There are two types of people in this world, those who like Michael Bay movies and those who don’t. Ambulance the latest movie from Michael ‘Boom Boom’ Bay, will no doubts delight his fans and cause furrowed brows for those who don’t. Featuring Jake Gyllenhaal channeling his inner Nicholas Cage as a career criminal on a heist gone wrong.
Needing money to cover his wife’s medical bills, a decorated veteran teams up with his adoptive brother to steal $32 million from a Los Angeles bank. However, when their getaway goes spectacularly wrong, the desperate thieves hijack an ambulance that’s carrying a severely wounded cop and an EMT worker. Caught in a high-speed chase, the two siblings must figure out a way to outrun the law while keeping their hostages alive.
Ambulance careening through it’s 2hr 15 minute runtime is your typical Bay movie, with solar flares aplenty, blue hue lighting as you would normally find in one of his films and enough explosions and wanton car destruction as you can possibly muster, Ambulance at times is pretty entertaining. However Michael Bay just can’t stop Micheal Bay-ing the living hell out of proceedings. If he’s not weirdly referencing his previous movies via name checks, he’s either using a drone to film everything with a iPhone or just using some of the weirdest and wholly unnecessary camera pans that you are ever likely to see, that and the rest of the film has either been filmed by the worlds shortest cinematographer, or Bay just decided to film everything from ankle height up.
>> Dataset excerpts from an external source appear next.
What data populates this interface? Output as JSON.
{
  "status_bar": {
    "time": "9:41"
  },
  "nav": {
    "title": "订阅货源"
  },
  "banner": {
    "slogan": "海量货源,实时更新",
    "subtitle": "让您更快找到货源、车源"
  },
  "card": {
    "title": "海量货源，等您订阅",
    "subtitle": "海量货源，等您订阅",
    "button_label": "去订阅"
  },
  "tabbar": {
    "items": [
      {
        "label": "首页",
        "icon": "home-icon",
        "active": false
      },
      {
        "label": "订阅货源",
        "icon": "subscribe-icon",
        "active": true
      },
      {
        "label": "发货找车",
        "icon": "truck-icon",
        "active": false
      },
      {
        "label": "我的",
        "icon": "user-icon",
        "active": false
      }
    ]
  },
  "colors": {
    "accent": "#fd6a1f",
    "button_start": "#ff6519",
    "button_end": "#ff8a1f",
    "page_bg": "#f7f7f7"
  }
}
Jake Gyllenhaal as previously mentioned is either taking the mick with his performance or he just drank a whole bunch of Nicholas Cage juice as his erratic Danny is hugely unlikeable. You don’t find yourself rooting for him at any point as some kind of anti-hero on a quest, more you end up hoping one of the worlds worst snipers bullets actually hit their target. Yahya Abdul-Mateen fresh from the debacle that was Matrix Resurrections puts in a very decent performance as Dannys adopted brother Will. He manages to enfuse a soul into the crash bang wallop that is going on around him. Finally Eiza Gonzalez as Megan Fox 2.0, Cam the paramedic who has to keep the police officer alive in the back of the ambulance and performing major surgery via FaceTime while the ambulance is darting between cars and dodging bullets is something of a feat.
Ambulance is clearly trying to be more of The Rock, Bad Boys or Armageddon ilk (As they are name checked throughout just to remind you of Bays glory days rather than Transformers), but it falls short of that mark. From the escape from the bank which at times seems like a Poundland shot for shot remake of the Heat (Pacino / DeNiro / Michael Mann mini masterpiece), but isn’t even as impressive as the recent and rather excellent Raging Fire.
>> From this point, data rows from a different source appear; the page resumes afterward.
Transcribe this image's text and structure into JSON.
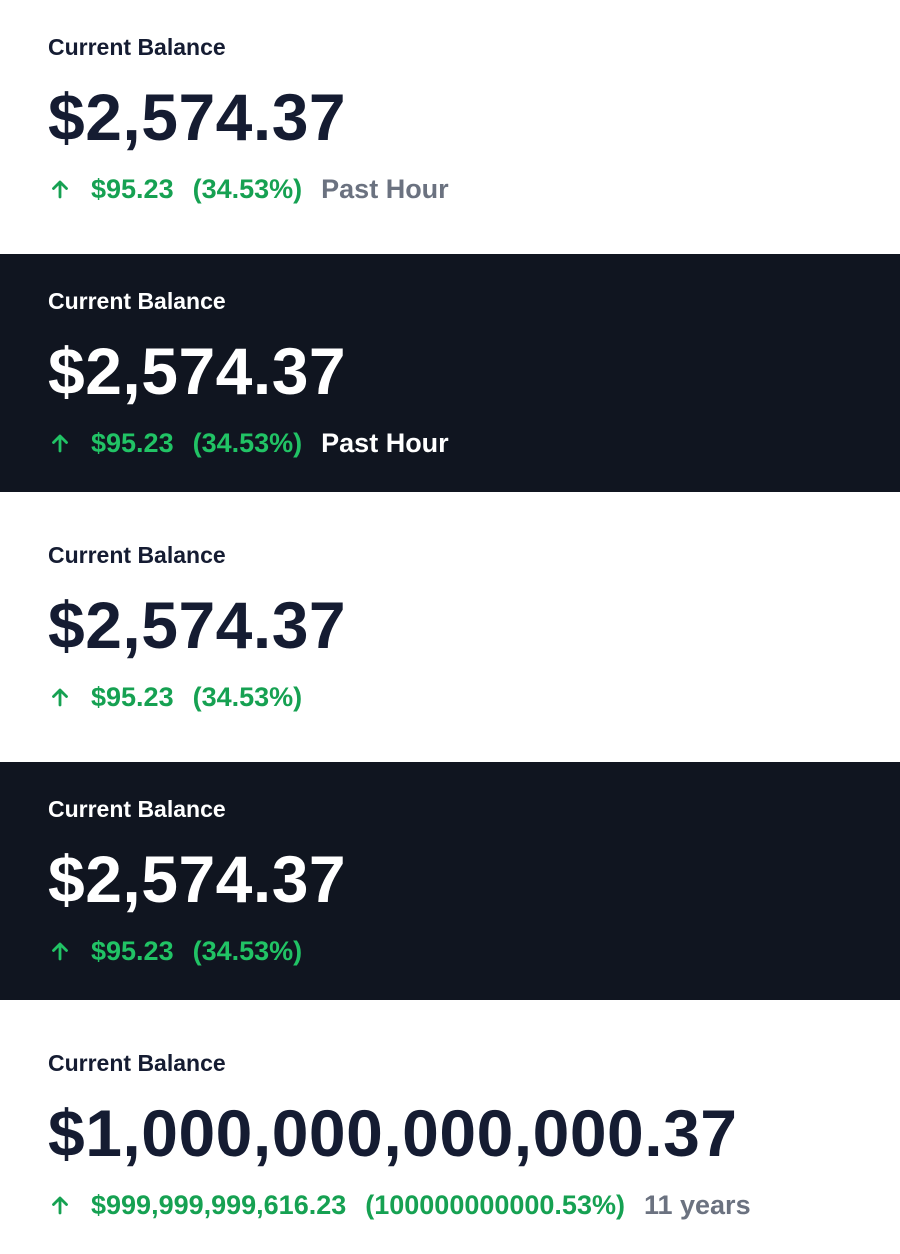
{
  "colors": {
    "dark_background": "#101520",
    "light_background": "#ffffff",
    "text_dark": "#151c32",
    "positive_green_light": "#16a152",
    "positive_green_dark": "#21c365",
    "muted_gray": "#6b7280"
  },
  "cards": [
    {
      "theme": "light",
      "label": "Current Balance",
      "balance": "$2,574.37",
      "change_icon": "arrow-up-icon",
      "change_amount": "$95.23",
      "change_percent": "(34.53%)",
      "period": "Past Hour"
    },
    {
      "theme": "dark",
      "label": "Current Balance",
      "balance": "$2,574.37",
      "change_icon": "arrow-up-icon",
      "change_amount": "$95.23",
      "change_percent": "(34.53%)",
      "period": "Past Hour"
    },
    {
      "theme": "light",
      "label": "Current Balance",
      "balance": "$2,574.37",
      "change_icon": "arrow-up-icon",
      "change_amount": "$95.23",
      "change_percent": "(34.53%)"
    },
    {
      "theme": "dark",
      "label": "Current Balance",
      "balance": "$2,574.37",
      "change_icon": "arrow-up-icon",
      "change_amount": "$95.23",
      "change_percent": "(34.53%)"
    },
    {
      "theme": "light",
      "label": "Current Balance",
      "balance": "$1,000,000,000,000.37",
      "change_icon": "arrow-up-icon",
      "change_amount": "$999,999,999,616.23",
      "change_percent": "(100000000000.53%)",
      "period": "11 years"
    }
  ]
}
Michael Bay hasn’t changed anything since the early 90s, and it’s become rather tiresome. Ambulance will no doubt appeal to many and some of the action is pretty well handled, but it’s nothing you haven’t seen time and time again. But if you have a couple of hours and you enjoy city streets being blown apart, then Ambulance may very well be the movie you are looking for.